- Theatrical release poster
- Directed by: Jason Laurits
- Written by: Jason Laurits
- Produced by: Joshua J. Bagnall; Jason Laurits; Sarah Davie;
- Starring: Rachel Dratch; Jack Plotnick; Sarah Baker; Bryan Batt; Dustin Ingram; Lady Camden;
- Cinematography: Joshua J. Bagnall
- Music by: Ronen Landa
- Release date: June 19, 2026;
- Running time: 95 minutes
- Country: United States
- Language: English

= Loves Company =

2026 American comedy film

Loves Company is a 2026 American comedy film written and directed by Jason Laurits. Starring Rachel Dratch and Jack Plotnick, it is a comic reworking of Misery in which a washed-up television personality is rescued by his only remaining fan. The film screened at Frameline50 in San Francisco and at the 2026 Reeling Film Festival in Chicago.

== Plot ==
Antoinette is a lonely fan of fading star Blake De Troy. After attempts to revitalize his career fall flat, Blake decides to visit his one remaining fan. When his limousine crashes into a swamp, he is rescued by Antoinette.
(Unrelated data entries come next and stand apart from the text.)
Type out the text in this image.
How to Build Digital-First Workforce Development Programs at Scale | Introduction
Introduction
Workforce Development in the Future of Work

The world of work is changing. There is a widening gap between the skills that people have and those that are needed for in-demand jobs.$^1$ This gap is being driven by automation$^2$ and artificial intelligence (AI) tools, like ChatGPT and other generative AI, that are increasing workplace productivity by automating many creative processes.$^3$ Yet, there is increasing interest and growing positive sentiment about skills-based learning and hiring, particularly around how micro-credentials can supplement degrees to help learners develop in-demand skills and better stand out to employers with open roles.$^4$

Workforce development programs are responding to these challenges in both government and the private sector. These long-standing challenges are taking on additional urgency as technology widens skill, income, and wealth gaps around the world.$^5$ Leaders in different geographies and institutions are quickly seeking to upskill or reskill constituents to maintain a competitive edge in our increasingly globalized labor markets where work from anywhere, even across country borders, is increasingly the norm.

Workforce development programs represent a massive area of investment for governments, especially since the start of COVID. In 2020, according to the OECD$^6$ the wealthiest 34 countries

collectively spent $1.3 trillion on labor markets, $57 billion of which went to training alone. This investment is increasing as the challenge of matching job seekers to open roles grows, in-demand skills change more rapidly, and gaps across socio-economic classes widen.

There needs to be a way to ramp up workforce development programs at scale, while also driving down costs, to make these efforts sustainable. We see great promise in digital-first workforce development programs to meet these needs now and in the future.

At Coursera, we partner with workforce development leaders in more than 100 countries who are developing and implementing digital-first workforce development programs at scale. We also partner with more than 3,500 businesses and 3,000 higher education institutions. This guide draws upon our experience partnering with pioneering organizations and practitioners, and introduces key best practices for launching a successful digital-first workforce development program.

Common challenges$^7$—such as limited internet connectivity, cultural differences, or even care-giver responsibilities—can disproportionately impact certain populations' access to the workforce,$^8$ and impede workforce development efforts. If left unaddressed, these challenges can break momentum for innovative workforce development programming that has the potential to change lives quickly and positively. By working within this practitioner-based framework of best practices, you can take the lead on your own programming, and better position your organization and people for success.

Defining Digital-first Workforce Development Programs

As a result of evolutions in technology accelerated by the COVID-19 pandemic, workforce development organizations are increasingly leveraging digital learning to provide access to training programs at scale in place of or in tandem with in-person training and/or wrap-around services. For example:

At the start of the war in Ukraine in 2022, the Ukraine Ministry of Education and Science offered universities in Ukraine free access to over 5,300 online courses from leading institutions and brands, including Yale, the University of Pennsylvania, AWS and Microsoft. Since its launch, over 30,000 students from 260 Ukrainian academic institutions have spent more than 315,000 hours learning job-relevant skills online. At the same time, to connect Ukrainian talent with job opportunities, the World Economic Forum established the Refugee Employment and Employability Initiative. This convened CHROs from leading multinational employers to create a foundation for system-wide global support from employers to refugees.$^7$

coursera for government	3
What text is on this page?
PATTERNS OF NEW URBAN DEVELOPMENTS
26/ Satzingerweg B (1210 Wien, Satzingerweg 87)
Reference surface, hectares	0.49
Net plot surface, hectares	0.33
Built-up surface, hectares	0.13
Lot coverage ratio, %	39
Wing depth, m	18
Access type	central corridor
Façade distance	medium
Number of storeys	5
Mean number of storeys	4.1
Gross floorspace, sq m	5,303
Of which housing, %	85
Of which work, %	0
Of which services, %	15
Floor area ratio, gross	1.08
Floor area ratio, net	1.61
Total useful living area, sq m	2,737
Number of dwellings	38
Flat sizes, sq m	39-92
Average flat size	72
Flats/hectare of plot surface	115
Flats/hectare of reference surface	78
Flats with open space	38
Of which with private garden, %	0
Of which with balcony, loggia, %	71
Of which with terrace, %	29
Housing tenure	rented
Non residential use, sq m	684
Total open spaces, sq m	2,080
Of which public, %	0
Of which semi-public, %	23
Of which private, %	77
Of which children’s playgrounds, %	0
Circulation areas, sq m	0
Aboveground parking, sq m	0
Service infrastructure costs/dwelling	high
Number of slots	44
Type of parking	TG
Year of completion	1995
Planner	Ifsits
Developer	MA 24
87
Bruised and believing he has been kidnapped, Blake tries to escape, only to learn that Antoinette is a veterinary technician who is nursing him back to health. When a studio calls with an offer on condition that he becomes topical, Blake hatches a plan to use the "kidnapping" to relaunch his career and go viral.

==Cast==
- Rachel Dratch as Antoinette
- Sarah Baker as Shoney
- Jack Plotnick as Blake De Troy
- Bryan Batt as Jimmy
- Dustin Ingram as Dan
- Brian Stivale as Hollywood Surprise Announcer/Cuddles/Kitty Litter Voice
- Paul Wilson as Don Humphries
- Tristen J. Winger as Tom
- Jeanne Caldarera as Nosey Shopper (credit only)
- Ned Yousef as Simms
- Evan Daigle as Dillon
- Sarai Betsabe as Axl Malone (as Betsy Borrego)
- Brinda Dixit as Game Show Announcer
- Lady Camden as Tyler
- Sarah Davie as Sarah

==Production==
===Filming===
The film was shot in 15 days in and around New Orleans, standing in for the Florida Everglades. After filming, writer and director Jason Laurits decided to move from California to New Orleans.

== Reception ==
Brian Orndorf described the film as a riff on Stephen King's Misery that reverses its central situation, and praised Plotnick and Dratch for "sharp, amusing performances" that enliven the low-budget production. Screen Zealots called the casting "nothing short of perfect", singling out Dratch's broad but sympathetic performance and Plotnick's balance of ego and desperation.